Unfortunately, the combination of Roush Fenway’s inability to compete and a slow start with the Next Gen car have made it a miserable season. NASCAR slammed him with a 100-point penalty early in the year over an equipment issue. Even adding those points back in, he would be just 16 points ahead of teammate Chris Buescher, who missed one race after testing positive for COVID-19.
It’s not a great leap to speculate that Keselowski was already approaching (but hadn’t reached) I’ve-stopped-giving-a-damn territory before Loudon. When Austin Dillon tried wrecking him on a caution lap, Keselowski simply lost it, and a year’s worth of frustration boiled to the surface.
“He was mad at me about something,” Keselowski told reporters afterward. “We very lightly got together off of (Turn) 2 during a restart. Shoot, half the field’s bouncing off each other. I didn’t even leave a mark on our cars, but I can understand why he was probably frustrated.”

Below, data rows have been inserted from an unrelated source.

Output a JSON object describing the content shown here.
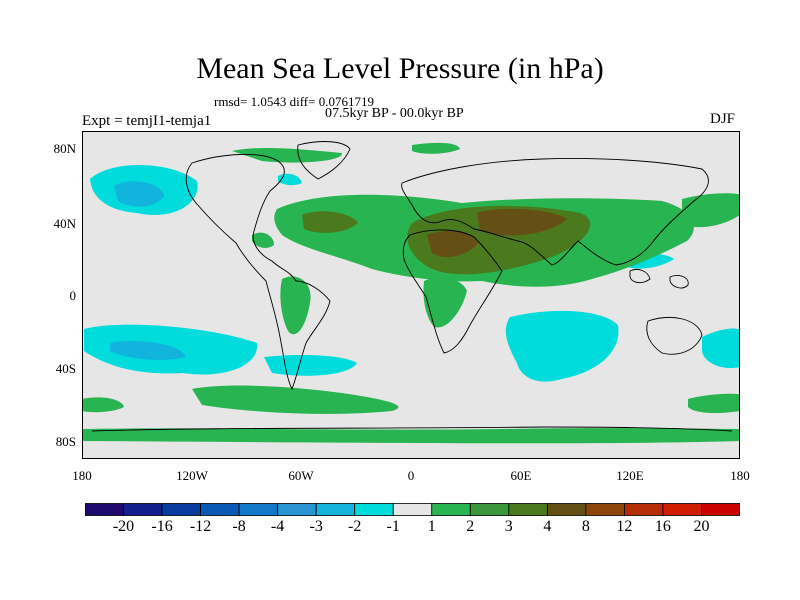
{
  "header": {
    "title": "Mean Sea Level Pressure (in hPa)",
    "stats": "rmsd= 1.0543 diff= 0.0761719",
    "period": "07.5kyr BP - 00.0kyr BP",
    "experiment": "Expt = temjI1-temja1",
    "season": "DJF"
  },
  "map": {
    "lat_labels": [
      "80N",
      "40N",
      "0",
      "40S",
      "80S"
    ],
    "lon_labels": [
      "180",
      "120W",
      "60W",
      "0",
      "60E",
      "120E",
      "180"
    ],
    "colors": {
      "background": "#e6e6e6",
      "neg_1_2": "#00dcdc",
      "neg_2_3": "#10b4dc",
      "neg_3_4": "#2c8cc8",
      "pos_1_2": "#28b450",
      "pos_2_3": "#3c963c",
      "pos_3_4": "#4b7a1e",
      "pos_4_8": "#645014"
    }
  },
  "colorbar": {
    "labels": [
      "-20",
      "-16",
      "-12",
      "-8",
      "-4",
      "-3",
      "-2",
      "-1",
      "1",
      "2",
      "3",
      "4",
      "8",
      "12",
      "16",
      "20"
    ],
    "colors": [
      "#1e0a6e",
      "#141e8c",
      "#0a3ca0",
      "#0a5ab4",
      "#1478c8",
      "#2894d2",
      "#14b4dc",
      "#00dcdc",
      "#e6e6e6",
      "#28b450",
      "#3c963c",
      "#4b7a1e",
      "#645014",
      "#8c460a",
      "#b42d05",
      "#d21e00",
      "#c80000"
    ]
  }
}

The two drivers have a bit of a history
Austin Dillon indicated after Sunday’s race that he and Brad Keselowski aren’t on speaking terms. The genesis of their hard feelings is likely from past incidents, and the one that comes to mind is last August at Michigan International Speedway.
In a borderline bizarre incident as the race’s second stage concluded, Dillon crossed the line in sixth and Keselowski seventh. They then made contact that sent Dillon hard into the outside wall to put an end to his day.
The points Dillon lost that day due to the DNF proved costly as he just missed catching teammate Tyler Reddick for the final NASCAR Cup Series playoff berth.
Dillon obviously hadn’t forgotten, and having Keselowski hit him earlier Sunday was one incident too many.
“We’ve gone at it a couple of times in the last two years, one time I hit really hard so,” he said, according to Cup Scene. “Just don’t like the way certain people race me. Probably not the right way to do it, under caution.”
All stats courtesy of Racing Reference.